At last, she was still. Out of desperation he tentatively asked, “What about these lists of words? What do you think they are?”
Ida picked up the pages again and lifted them to her face, scanning them intently and then riffling through them, stopping now and then to examine a few lines more carefully before tossing them onto the table.
“Who knows?” she said, with a tinge of resentment. “It was a long time ago, you know. Maybe they’re ideas for poems, things he wanted to look up, things he wanted to remember, or couldn’t forget. What was left of his unquenchable need to write. Like poor old Bill de Kooning, still painting those loopy dead canvases, as if the gesture itself, the mechanical act, was what mattered. Maybe Arnold, too, was a poet to the end, even if he couldn’t write poetry anymore.”

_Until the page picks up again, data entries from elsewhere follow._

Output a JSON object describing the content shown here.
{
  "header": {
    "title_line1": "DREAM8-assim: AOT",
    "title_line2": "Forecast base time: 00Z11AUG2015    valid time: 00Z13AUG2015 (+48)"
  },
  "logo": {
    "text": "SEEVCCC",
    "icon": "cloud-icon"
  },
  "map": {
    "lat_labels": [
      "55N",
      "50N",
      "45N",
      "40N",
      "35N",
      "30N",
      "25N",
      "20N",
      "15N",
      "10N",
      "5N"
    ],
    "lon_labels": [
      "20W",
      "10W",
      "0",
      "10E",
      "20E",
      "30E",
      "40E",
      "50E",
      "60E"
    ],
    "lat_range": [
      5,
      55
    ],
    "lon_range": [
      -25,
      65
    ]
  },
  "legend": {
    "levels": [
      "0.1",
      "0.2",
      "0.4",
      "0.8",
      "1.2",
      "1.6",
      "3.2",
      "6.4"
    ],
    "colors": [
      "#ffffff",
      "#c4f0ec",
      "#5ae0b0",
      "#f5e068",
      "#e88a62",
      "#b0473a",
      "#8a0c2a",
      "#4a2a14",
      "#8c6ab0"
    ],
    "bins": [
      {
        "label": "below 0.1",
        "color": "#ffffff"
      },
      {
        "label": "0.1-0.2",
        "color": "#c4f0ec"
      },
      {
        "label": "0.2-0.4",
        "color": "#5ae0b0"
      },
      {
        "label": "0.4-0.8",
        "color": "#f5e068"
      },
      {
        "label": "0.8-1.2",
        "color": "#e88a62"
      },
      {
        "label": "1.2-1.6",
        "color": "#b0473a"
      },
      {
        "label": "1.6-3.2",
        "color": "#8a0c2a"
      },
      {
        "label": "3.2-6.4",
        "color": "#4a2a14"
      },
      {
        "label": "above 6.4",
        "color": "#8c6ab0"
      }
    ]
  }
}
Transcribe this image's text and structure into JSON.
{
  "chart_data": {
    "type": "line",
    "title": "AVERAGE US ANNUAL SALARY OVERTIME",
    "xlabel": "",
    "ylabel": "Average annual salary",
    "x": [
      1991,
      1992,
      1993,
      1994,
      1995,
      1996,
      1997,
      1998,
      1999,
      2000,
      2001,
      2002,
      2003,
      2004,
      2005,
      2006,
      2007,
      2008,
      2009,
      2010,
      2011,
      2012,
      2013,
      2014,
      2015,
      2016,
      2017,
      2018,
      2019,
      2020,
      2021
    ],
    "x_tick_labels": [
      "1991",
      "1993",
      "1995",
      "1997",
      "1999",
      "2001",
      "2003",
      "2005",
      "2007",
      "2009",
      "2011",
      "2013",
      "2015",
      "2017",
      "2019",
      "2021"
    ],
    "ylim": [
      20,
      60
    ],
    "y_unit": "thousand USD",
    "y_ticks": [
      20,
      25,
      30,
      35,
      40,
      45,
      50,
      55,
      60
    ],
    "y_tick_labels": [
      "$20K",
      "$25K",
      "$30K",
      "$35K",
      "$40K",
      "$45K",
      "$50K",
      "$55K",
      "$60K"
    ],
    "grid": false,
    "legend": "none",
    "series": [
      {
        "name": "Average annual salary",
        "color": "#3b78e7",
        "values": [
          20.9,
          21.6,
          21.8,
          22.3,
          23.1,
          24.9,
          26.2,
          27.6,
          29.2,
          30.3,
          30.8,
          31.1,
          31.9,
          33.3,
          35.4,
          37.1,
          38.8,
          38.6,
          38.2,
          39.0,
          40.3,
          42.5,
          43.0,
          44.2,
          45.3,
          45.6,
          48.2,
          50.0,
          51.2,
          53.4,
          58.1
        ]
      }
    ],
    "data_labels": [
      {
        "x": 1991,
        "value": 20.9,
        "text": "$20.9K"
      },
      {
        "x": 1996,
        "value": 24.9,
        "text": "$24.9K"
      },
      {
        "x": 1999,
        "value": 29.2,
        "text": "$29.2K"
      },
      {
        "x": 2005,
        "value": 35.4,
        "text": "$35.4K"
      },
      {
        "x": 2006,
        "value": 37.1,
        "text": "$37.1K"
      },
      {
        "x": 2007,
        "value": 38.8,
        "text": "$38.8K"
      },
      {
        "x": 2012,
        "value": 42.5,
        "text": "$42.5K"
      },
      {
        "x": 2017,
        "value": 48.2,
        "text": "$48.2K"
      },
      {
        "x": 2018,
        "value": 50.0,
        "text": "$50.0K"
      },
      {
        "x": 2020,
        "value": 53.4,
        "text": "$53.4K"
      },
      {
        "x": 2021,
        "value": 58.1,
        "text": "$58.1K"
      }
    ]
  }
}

Ida was quiet for a long time, sipping her cold tea, seemingly looking at the wall. The fire in the small fireplace near the door was embers now.
Suddenly, she roused herself and turned to Paul, putting on a face like a stage actress. The room seemed to brighten artificially.
“How is Sterling? I haven’t seen him for years now. How is his life with Bree?”
“They seem very happy together,” Paul answered, as if he knew.
“Bree has been in Sterling’s life since he was a young man. She worked for him at Impetus for years. She’s remarkably astute, and beautiful, and there’s no doubt Sterling is the love of her life. But after Jeannette, Aunt Lobelia produced Maxine, and that was that. Maxine. One of the world’s perfect creatures.
“That halo of dark curls, that reluctant smile. She and Sterling were never simpatico. She wasn’t enough of a … siren for him, I guess. She was too giving, too selfless. Always there, always faithful and available. Not a good strategy with a man like that, I can assure you.”
“I’ve never heard a bad thing about her,” Paul allowed.
“That’s because she was one of God’s children. An old soul. Beautiful in a way Sterling is constitutionally incapable of appreciating. I’m afraid my dear cousin took terrible advantage of her — without intending to, of course. And then she died. Dear, dear Maxine! I miss her terribly. Getting old is not for the faint of heart, Paul. It’s not just the physical indignities, though they’re terrible. It’s that the ones who truly understand you desert you. The ingrates!” Ida laughed incredulously. “After all the time and need and adoration you’ve poured into them! That’s what’s unbearable.”